Carlton taxpayers with a residential homestead valued at $150,000 would see a $265 increase in the school district’s share of the levy if the debt was shared equally, where a similar property in Wrenshall would see an increase of $104.
If the districts kept the existing debt separate, Carlton taxpayers would see an increase of $234 on a $150,000 home and Wrenshall taxpayers would see a $149 increase.
Board member Ann Gustafson warned the board that approving the consolidation restriction would likely cause the Wrenshall board to abandon negotiations. She also noted the other options the board was presented last week — including a Pre-K-8 school and a Pre-K-12 school, both at South Terrace — were more expensive than sharing debt equally with Wrenshall.
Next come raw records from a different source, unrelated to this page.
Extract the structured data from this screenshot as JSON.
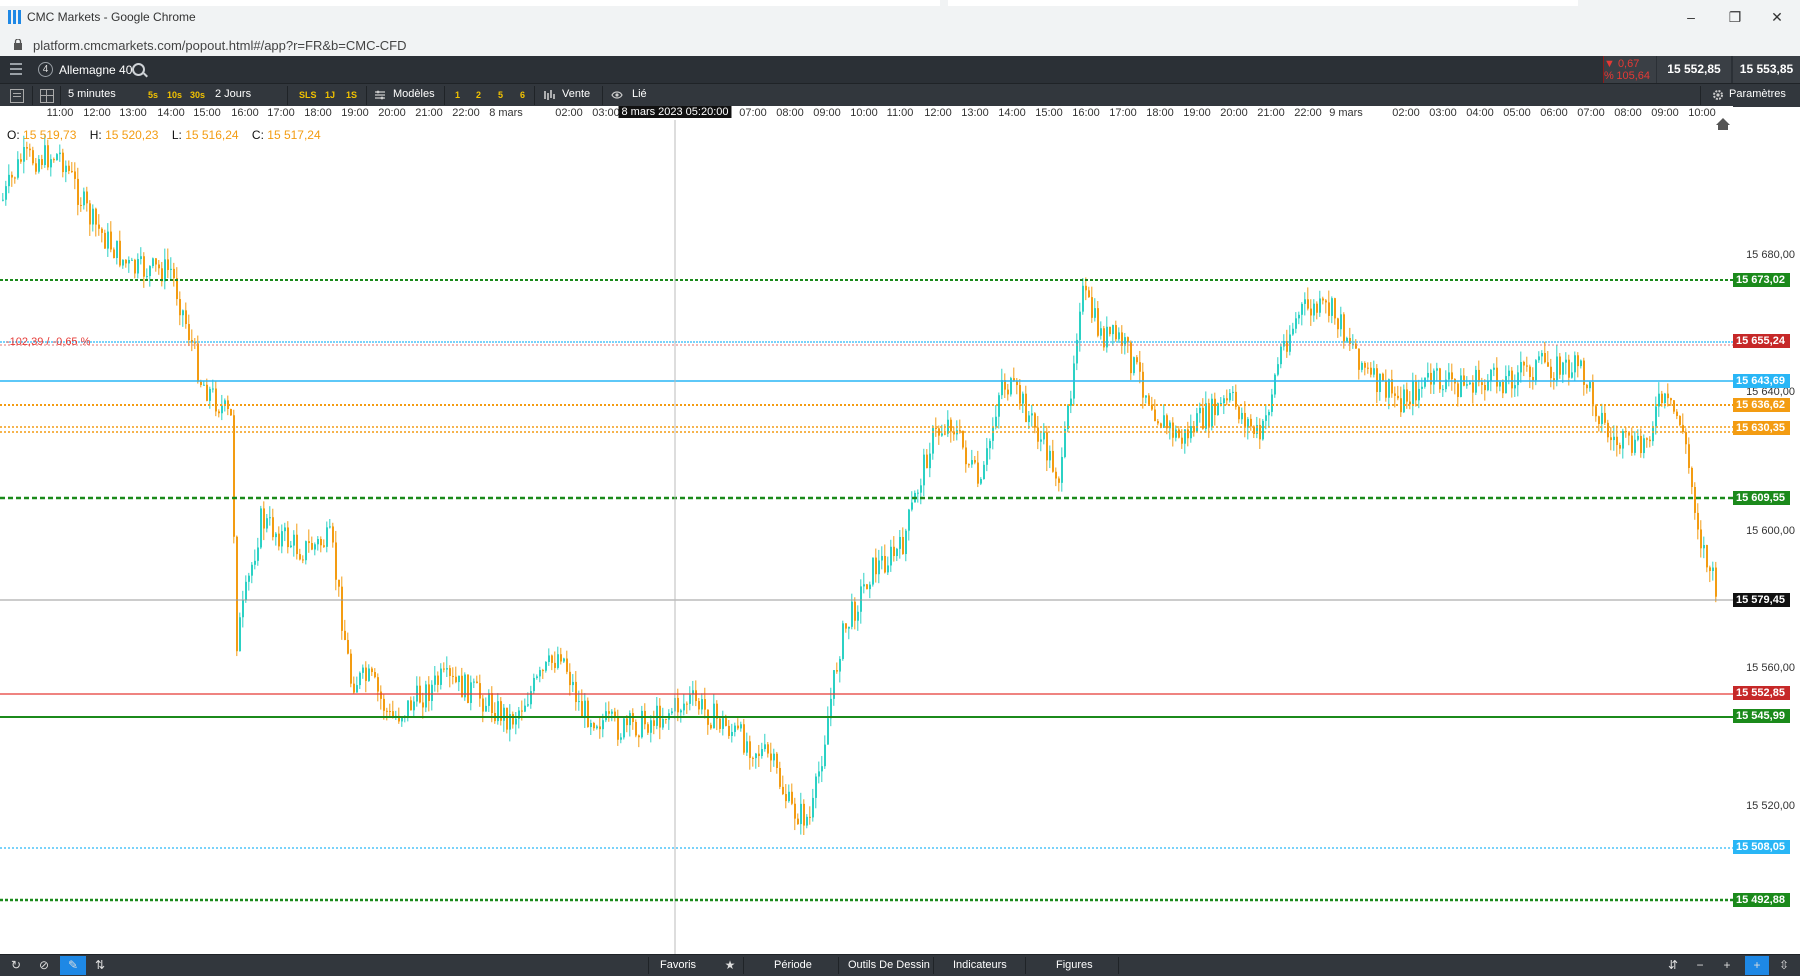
{
  "browser": {
    "window_title": "CMC Markets - Google Chrome",
    "url": "platform.cmcmarkets.com/popout.html#/app?r=FR&b=CMC-CFD"
  },
  "header": {
    "instrument_number": "4",
    "instrument_name": "Allemagne 40",
    "change_pct": "▼ 0,67 %",
    "change_abs": "105,64",
    "sell_price": "15 552,85",
    "buy_price": "15 553,85"
  },
  "toolbar": {
    "interval": "5 minutes",
    "quick_intervals": [
      "5s",
      "10s",
      "30s"
    ],
    "range": "2 Jours",
    "range_buttons": [
      "SLS",
      "1J",
      "1S"
    ],
    "templates_label": "Modèles",
    "template_numbers": [
      "1",
      "2",
      "5",
      "6"
    ],
    "side_label": "Vente",
    "linked_label": "Lié",
    "settings_label": "Paramètres"
  },
  "ohlc": {
    "o_label": "O:",
    "o": "15 519,73",
    "h_label": "H:",
    "h": "15 520,23",
    "l_label": "L:",
    "l": "15 516,24",
    "c_label": "C:",
    "c": "15 517,24"
  },
  "time_axis": {
    "labels": [
      "11:00",
      "12:00",
      "13:00",
      "14:00",
      "15:00",
      "16:00",
      "17:00",
      "18:00",
      "19:00",
      "20:00",
      "21:00",
      "22:00",
      "8 mars",
      "02:00",
      "03:00",
      "07:00",
      "08:00",
      "09:00",
      "10:00",
      "11:00",
      "12:00",
      "13:00",
      "14:00",
      "15:00",
      "16:00",
      "17:00",
      "18:00",
      "19:00",
      "20:00",
      "21:00",
      "22:00",
      "9 mars",
      "02:00",
      "03:00",
      "04:00",
      "05:00",
      "06:00",
      "07:00",
      "08:00",
      "09:00",
      "10:00"
    ],
    "cursor_time": "8 mars 2023 05:20:00"
  },
  "price_axis": {
    "ticks": [
      "15 680,00",
      "15 640,00",
      "15 600,00",
      "15 560,00",
      "15 520,00"
    ]
  },
  "level_labels": [
    {
      "text": "15 673,02",
      "color": "green"
    },
    {
      "text": "15 655,24",
      "color": "red"
    },
    {
      "text": "15 643,69",
      "color": "cyan"
    },
    {
      "text": "15 636,62",
      "color": "orange"
    },
    {
      "text": "15 630,35",
      "color": "orange"
    },
    {
      "text": "15 609,55",
      "color": "green"
    },
    {
      "text": "15 579,45",
      "color": "dark"
    },
    {
      "text": "15 552,85",
      "color": "red"
    },
    {
      "text": "15 545,99",
      "color": "green"
    },
    {
      "text": "15 508,05",
      "color": "cyan"
    },
    {
      "text": "15 492,88",
      "color": "green"
    }
  ],
  "pct_note": "-102,39 / -0,65 %",
  "bottom_bar": {
    "favorites": "Favoris",
    "period": "Période",
    "drawing_tools": "Outils De Dessin",
    "indicators": "Indicateurs",
    "figures": "Figures"
  },
  "colors": {
    "up": "#2bd1c4",
    "down": "#f39c12",
    "green_line": "#1b8a1b",
    "red_line": "#e53935",
    "cyan_line": "#29b6f6",
    "orange_line": "#f39c12"
  }
}
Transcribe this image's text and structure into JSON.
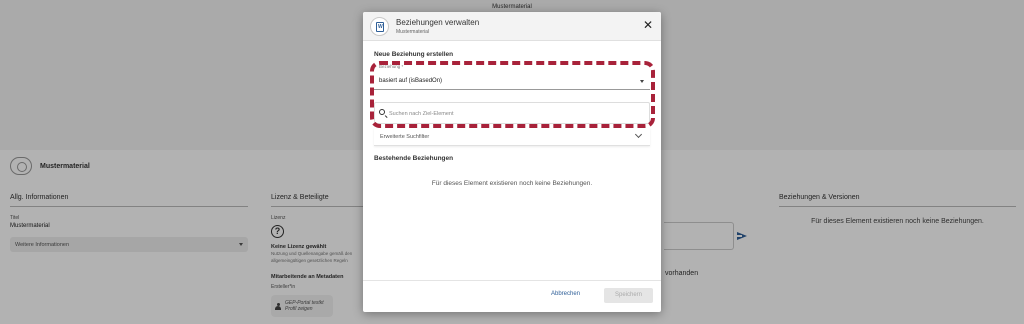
{
  "background": {
    "top_title": "Mustermaterial",
    "header_title": "Mustermaterial",
    "col1": {
      "title": "Allg. Informationen",
      "field_label": "Titel",
      "field_value": "Mustermaterial",
      "more_label": "Weitere Informationen"
    },
    "col2": {
      "title": "Lizenz & Beteiligte",
      "license_label": "Lizenz",
      "license_head": "Keine Lizenz gewählt",
      "license_text_1": "Nutzung und Quellenangabe gemäß den",
      "license_text_2": "allgemeingültigen gesetzlichen Regeln",
      "contributors_head": "Mitarbeitende an Metadaten",
      "role": "Ersteller*in",
      "profile_line1": "GEP-Portal testkt",
      "profile_line2": "Profil zeigen"
    },
    "col3": {
      "status_text": "vorhanden"
    },
    "col4": {
      "title": "Beziehungen & Versionen",
      "empty_message": "Für dieses Element existieren noch keine Beziehungen."
    }
  },
  "dialog": {
    "title": "Beziehungen verwalten",
    "subtitle": "Mustermaterial",
    "close_symbol": "✕",
    "new_section_title": "Neue Beziehung erstellen",
    "relation_field_label": "Beziehung *",
    "relation_value": "basiert auf (isBasedOn)",
    "search_placeholder": "Suchen nach Ziel-Element",
    "advanced_filter_label": "Erweiterte Suchfilter",
    "existing_section_title": "Bestehende Beziehungen",
    "empty_message": "Für dieses Element existieren noch keine Beziehungen.",
    "cancel_label": "Abbrechen",
    "save_label": "Speichern",
    "highlight_color": "#a8223a",
    "accent_color": "#2f5f98"
  }
}
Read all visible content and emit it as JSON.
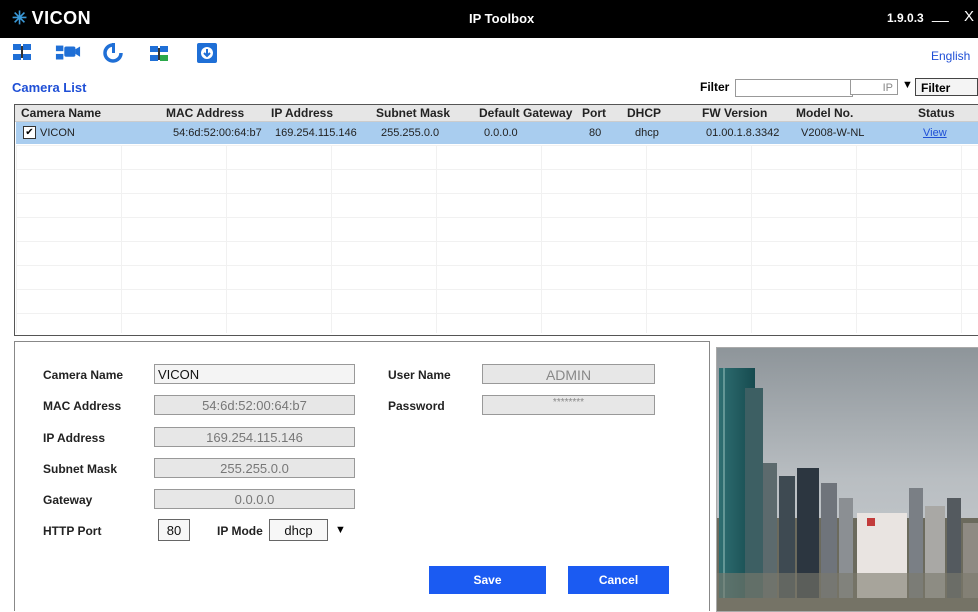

“The difference in sharing the debt is $31,” Gustafson said. “If we don’t make this happen with Wrenshall, people are going to vote it off the table or vote to go on to another option that has a pretty good chance of not passing. Then we’re going to be four years down the road and basically be forced into dissolution because we won’t have enough money to operate.”
Board members Sam Ojibway and LaRae Lehto joined Gustafson and Jennifer Chmielewski in voting the motion down, not because they support debt sharing, but because they felt it should be left to the next board to decide. Lehto and Chmielewski are both leaving the board at the end of the year.
“I understand the motion, I get it,” Ojibway said. “I am against sharing the debt, although I don’t feel this is the right circumstance to be discussing this.”
Dissolution motion fails
Following the vote on debt sharing, Chmielewski asked the board to consider adding dissolution of the district to the list of long range planning options being considered by the board, a move that provoked a strong response from Lehto.
“I think dissolution has no business being on the table for a district that is talking about other viable options on the table, a district that’s in decent financial health,” Lehto said. "Yes, we need to make some changes. We know we need a long range plan moving forward ... I don’t think it’s a word we should even be using. It takes all control and ability to make decisions away from the board and away from the administration. It sends a terrible message to teachers, to families and to students, and I don’t want to talk about it.”
Gustafson joined Chmielewski in supporting the motion, but Lehto, Ojibway, Karp and Hagenah voted against it.
Chmielewski also made a motion to strike the option to build a $34 million Pre-K-12 facility at South Terrace, but the vote failed along the same lines.